Run the code below to import the necessary libraries


In [0]:
import numpy as np
import matplotlib.pyplot as plt
import matplotlib.animation as animation
%matplotlib inline
from IPython.display import HTML

## Gradient Descent

The code for this section has beeen sourced from [this tutorial](https://jed-ai.github.io/py1_gd_animation)
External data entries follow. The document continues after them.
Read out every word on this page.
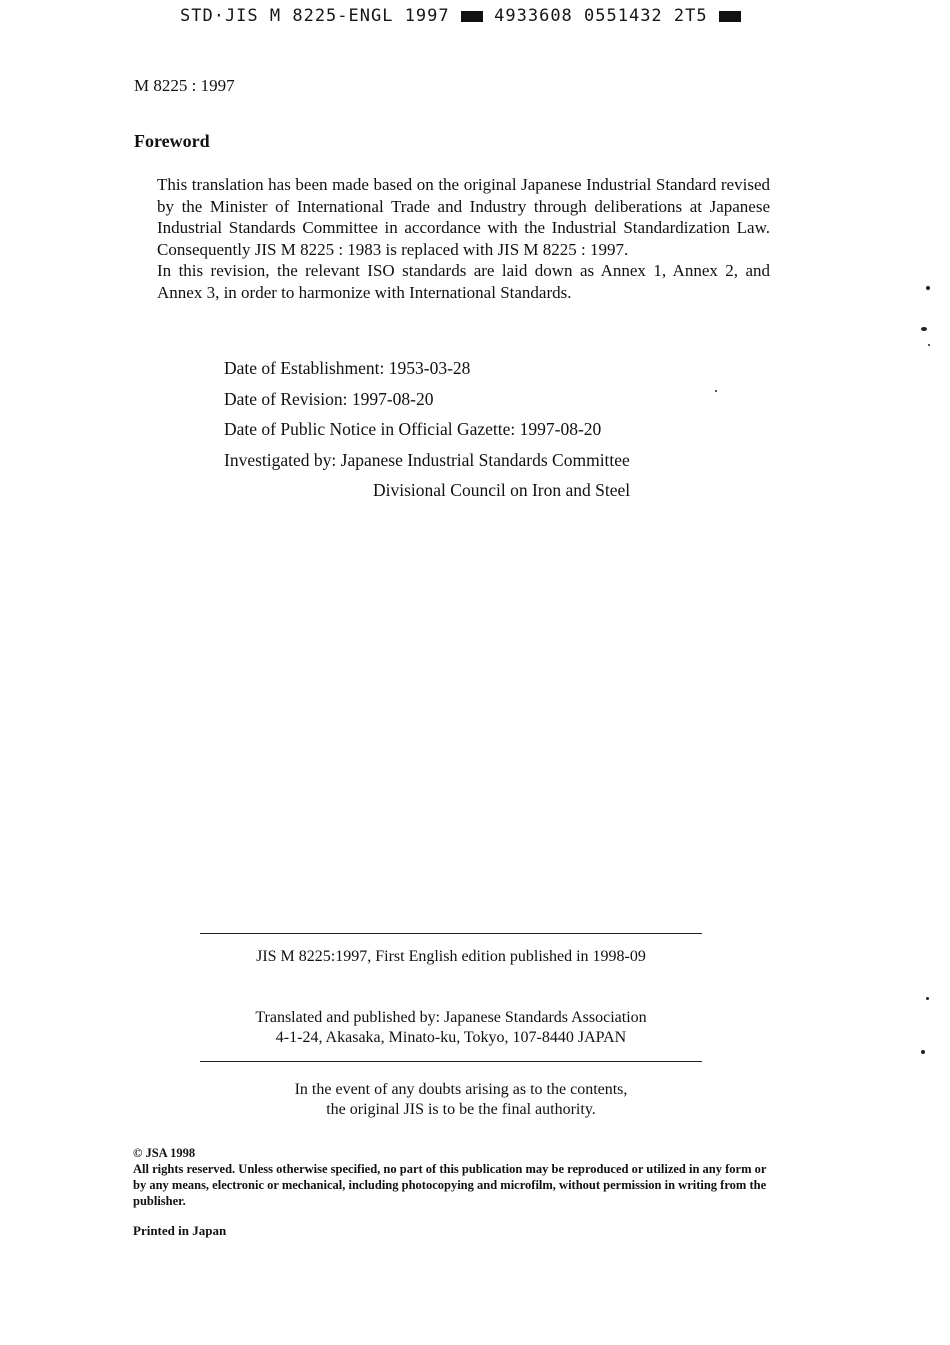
STD·JIS M 8225-ENGL 1997	4933608 0551432 2T5
M 8225 : 1997
Foreword

This translation has been made based on the original Japanese Industrial Standard revised by the Minister of International Trade and Industry through deliberations at Japanese Industrial Standards Committee in accordance with the Industrial Standardization Law. Consequently JIS M 8225 : 1983 is replaced with JIS M 8225 : 1997.

In this revision, the relevant ISO standards are laid down as Annex 1, Annex 2, and Annex 3, in order to harmonize with International Standards.

Date of Establishment: 1953-03-28
Date of Revision: 1997-08-20
Date of Public Notice in Official Gazette: 1997-08-20
Investigated by: Japanese Industrial Standards Committee
Divisional Council on Iron and Steel
JIS M 8225:1997, First English edition published in 1998-09
Translated and published by: Japanese Standards Association
4-1-24, Akasaka, Minato-ku, Tokyo, 107-8440 JAPAN
In the event of any doubts arising as to the contents,
the original JIS is to be the final authority.

© JSA 1998

All rights reserved. Unless otherwise specified, no part of this publication may be reproduced or utilized in any form or by any means, electronic or mechanical, including photocopying and microfilm, without permission in writing from the publisher.

Printed in Japan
The algorithm is run for *max_epochs* of epochs or until the absolute value of improvement in our objective function falls below a certain threshold called *tolerance*, whichever comes earlier. 


In [0]:
def gradient_descent(f, df, lr, x0, max_epochs = 10, tolerance = .0001):
    """Perform gradient descent and return lists of points along trajectory
    f  : function to minimize
    df : gradient function of f
    lr : learning rate
    x0 : initial guess for x
    max_epochs : max number of epochs to run gradient descent for
    tolerance : if abs change in f falls below this value, stop grad descent
    """
    prev_x = x0
    xs = np.array([prev_x])
    ys = np.array([f(prev_x)])
    
    y_del = np.inf
    epochs = 0
    while epochs < max_epochs and y_del > tolerance:
        new_x = prev_x - lr * df(prev_x)
        xs = np.append(xs, new_x)
        ys = np.append(ys, f(new_x))
        y_del = abs(f(prev_x) - f(new_x))
        prev_x = new_x
        epochs += 1
        
    return xs, ys

In [0]:
def animate_gd(f, df, lr, x0, max_epochs = 10, tolerance = .0001):
    """animate gradient descent trajectory
    f  : function to minimize
    df : gradient function of f
    lr : learning rate
    x0 : initial guess for x
    max_epochs : max number of epochs to run gradient descent for
    tolerance : if change in f falls below this value, stop grad descent
    """
    
    # obtain trajectory points
    xs, ys = gradient_descent(f, df, lr, x0, max_epochs, tolerance)
    
    # x and y for plotting function
    x = np.arange(-1, 5, 0.01)
    y = f(x)
    
    # create plot
    fig, ax = plt.subplots()
    
    # plot funtion
    ax.plot(x, y, lw = 0.9, color = 'k')
    ax.set_xlabel(r'$x$')
    ax.set_ylabel(r'$y$')
    
    #prepare for animation
    line, = ax.plot([], [], 'r', label = 'Gradient Descent', lw = 1.5)
    point, = ax.plot([], [], 'bo')
    value_display = ax.text(0.02, 0.02, '', transform=ax.transAxes)

    def init():
        line.set_data([], [])
        point.set_data([], [])
        value_display.set_text('')
        return line, point, value_display

    def animate(i):
        # Animate line
        line.set_data(xs[:i], ys[:i])

        # Animate points
        point.set_data(xs[i], ys[i])

        # Animate value display
        value_display.set_text('Min = ' + str(ys[i]))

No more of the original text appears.